Das Thema CME-Gap beschäftigt mich seit zwei Jahren im Handel mit Futures, und es ist jedes Mal ein bisschen kompliziert.

Ehrlich gesagt, das CME-Gap ist so "berühmt", weil die Rücklaufquote historisch gesehen wirklich absurd hoch ist – viele betrachten es als einen unvermeidlichen Weg. Aber CoinDesk sagt, dass die meisten Gaps verschwinden, aber noch drei ungelöst sind.

Diese drei hängen im Raum, ein bisschen wie die Designentwürfe auf meinem Tisch, die ich noch abgeben muss; wenn ich nicht darauf achte, bleiben sie einfach da.

$BTC liegt jetzt bei $73.416, heute ist er um 3,2% gefallen, das Hoch war bei $76.174 und dann ging es direkt nach unten.

Ich habe ein Detail bemerkt: Das Handelsvolumen der Futures ist das 8,3-fache des Spotmarktes.

Dieses Verhältnis ist nicht gering. Es zeigt, dass ein Großteil der Aktionen im Markt durch Leverage nach oben getrieben wird, nicht durch echte Spotkäufe mit echtem Geld.
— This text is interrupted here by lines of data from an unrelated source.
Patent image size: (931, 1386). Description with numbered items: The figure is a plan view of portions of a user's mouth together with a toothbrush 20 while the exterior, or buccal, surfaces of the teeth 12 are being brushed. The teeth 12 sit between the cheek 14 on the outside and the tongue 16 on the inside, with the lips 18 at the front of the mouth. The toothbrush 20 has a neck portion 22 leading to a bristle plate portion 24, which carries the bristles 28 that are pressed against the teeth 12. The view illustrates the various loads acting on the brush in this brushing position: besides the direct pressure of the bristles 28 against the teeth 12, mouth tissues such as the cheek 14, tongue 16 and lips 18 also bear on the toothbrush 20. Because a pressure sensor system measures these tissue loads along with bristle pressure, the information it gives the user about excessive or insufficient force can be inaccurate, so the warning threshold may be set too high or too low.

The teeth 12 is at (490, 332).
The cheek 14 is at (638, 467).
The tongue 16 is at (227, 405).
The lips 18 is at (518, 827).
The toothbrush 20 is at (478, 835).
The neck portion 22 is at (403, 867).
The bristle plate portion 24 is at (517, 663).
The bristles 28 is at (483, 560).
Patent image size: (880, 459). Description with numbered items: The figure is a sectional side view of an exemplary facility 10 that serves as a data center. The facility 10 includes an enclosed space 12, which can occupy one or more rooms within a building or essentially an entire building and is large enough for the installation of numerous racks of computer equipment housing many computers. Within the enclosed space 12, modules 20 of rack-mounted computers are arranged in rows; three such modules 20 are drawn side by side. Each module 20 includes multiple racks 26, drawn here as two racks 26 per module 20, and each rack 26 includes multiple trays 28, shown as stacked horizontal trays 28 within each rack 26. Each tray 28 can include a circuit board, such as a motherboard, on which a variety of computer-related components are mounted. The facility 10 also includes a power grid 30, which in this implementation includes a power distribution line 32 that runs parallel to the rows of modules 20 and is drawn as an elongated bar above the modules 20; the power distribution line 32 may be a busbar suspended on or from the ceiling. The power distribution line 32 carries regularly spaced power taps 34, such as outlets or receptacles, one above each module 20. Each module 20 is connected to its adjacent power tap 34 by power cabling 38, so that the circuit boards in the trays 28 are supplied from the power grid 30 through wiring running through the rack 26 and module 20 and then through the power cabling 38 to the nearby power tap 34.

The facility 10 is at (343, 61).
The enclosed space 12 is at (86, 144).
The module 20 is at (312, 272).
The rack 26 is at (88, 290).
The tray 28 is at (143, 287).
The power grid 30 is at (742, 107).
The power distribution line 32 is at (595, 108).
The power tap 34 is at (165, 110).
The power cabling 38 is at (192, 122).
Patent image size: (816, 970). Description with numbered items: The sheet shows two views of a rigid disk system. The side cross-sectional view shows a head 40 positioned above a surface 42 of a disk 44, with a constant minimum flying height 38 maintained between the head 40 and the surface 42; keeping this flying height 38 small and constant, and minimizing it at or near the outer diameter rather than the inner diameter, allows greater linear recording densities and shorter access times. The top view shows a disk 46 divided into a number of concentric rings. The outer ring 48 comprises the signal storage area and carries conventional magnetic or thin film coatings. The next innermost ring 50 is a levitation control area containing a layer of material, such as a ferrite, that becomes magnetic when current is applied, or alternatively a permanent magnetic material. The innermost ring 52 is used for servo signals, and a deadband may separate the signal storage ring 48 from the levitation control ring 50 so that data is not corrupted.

Unter dieser Struktur wird die Logik des Gap-Backfills subtiler – es ist nicht so, dass „der Markt sicher füllen wird“, sondern vielmehr „wenn die Longs unter Druck stehen, wird das Gap darunter eher getroffen“.

Ich tendiere dazu, an dieser Stelle nicht long zu gehen.

Nicht, weil ich besonders bearish bin, sondern weil die Futures-Positionen noch 104.587 BTC betragen; die Long-Leverage stapelt sich hier, und jeder Schritt nach oben bietet den Shorts die Chance, auszusteigen.

Wo genau die drei offenen Gaps liegen, habe ich keine genauen Zahlen gefunden, aber die Richtung ist: Die Gaps unten sind mehr wert, gewarnt zu werden, als die oben.

Gerade ist mein Kätzchen auf meinen Keyboard gesprungen, ich habe es weggeschoben, und es kam gleich wieder zurück.

Fühlt sich an wie die jetzigen Long-Positionen, einmal weggeschoben, wollen sie doch zurückkommen und durchhalten. 😅

Ich bin jetzt im Beobachtungsmodus und warte, bis die Struktur klarer wird, bevor ich handle.

Wenn ich verliere, meldet euch nicht bei mir, wenn ich gewinne, ladet mich auf einen Kaffee ein.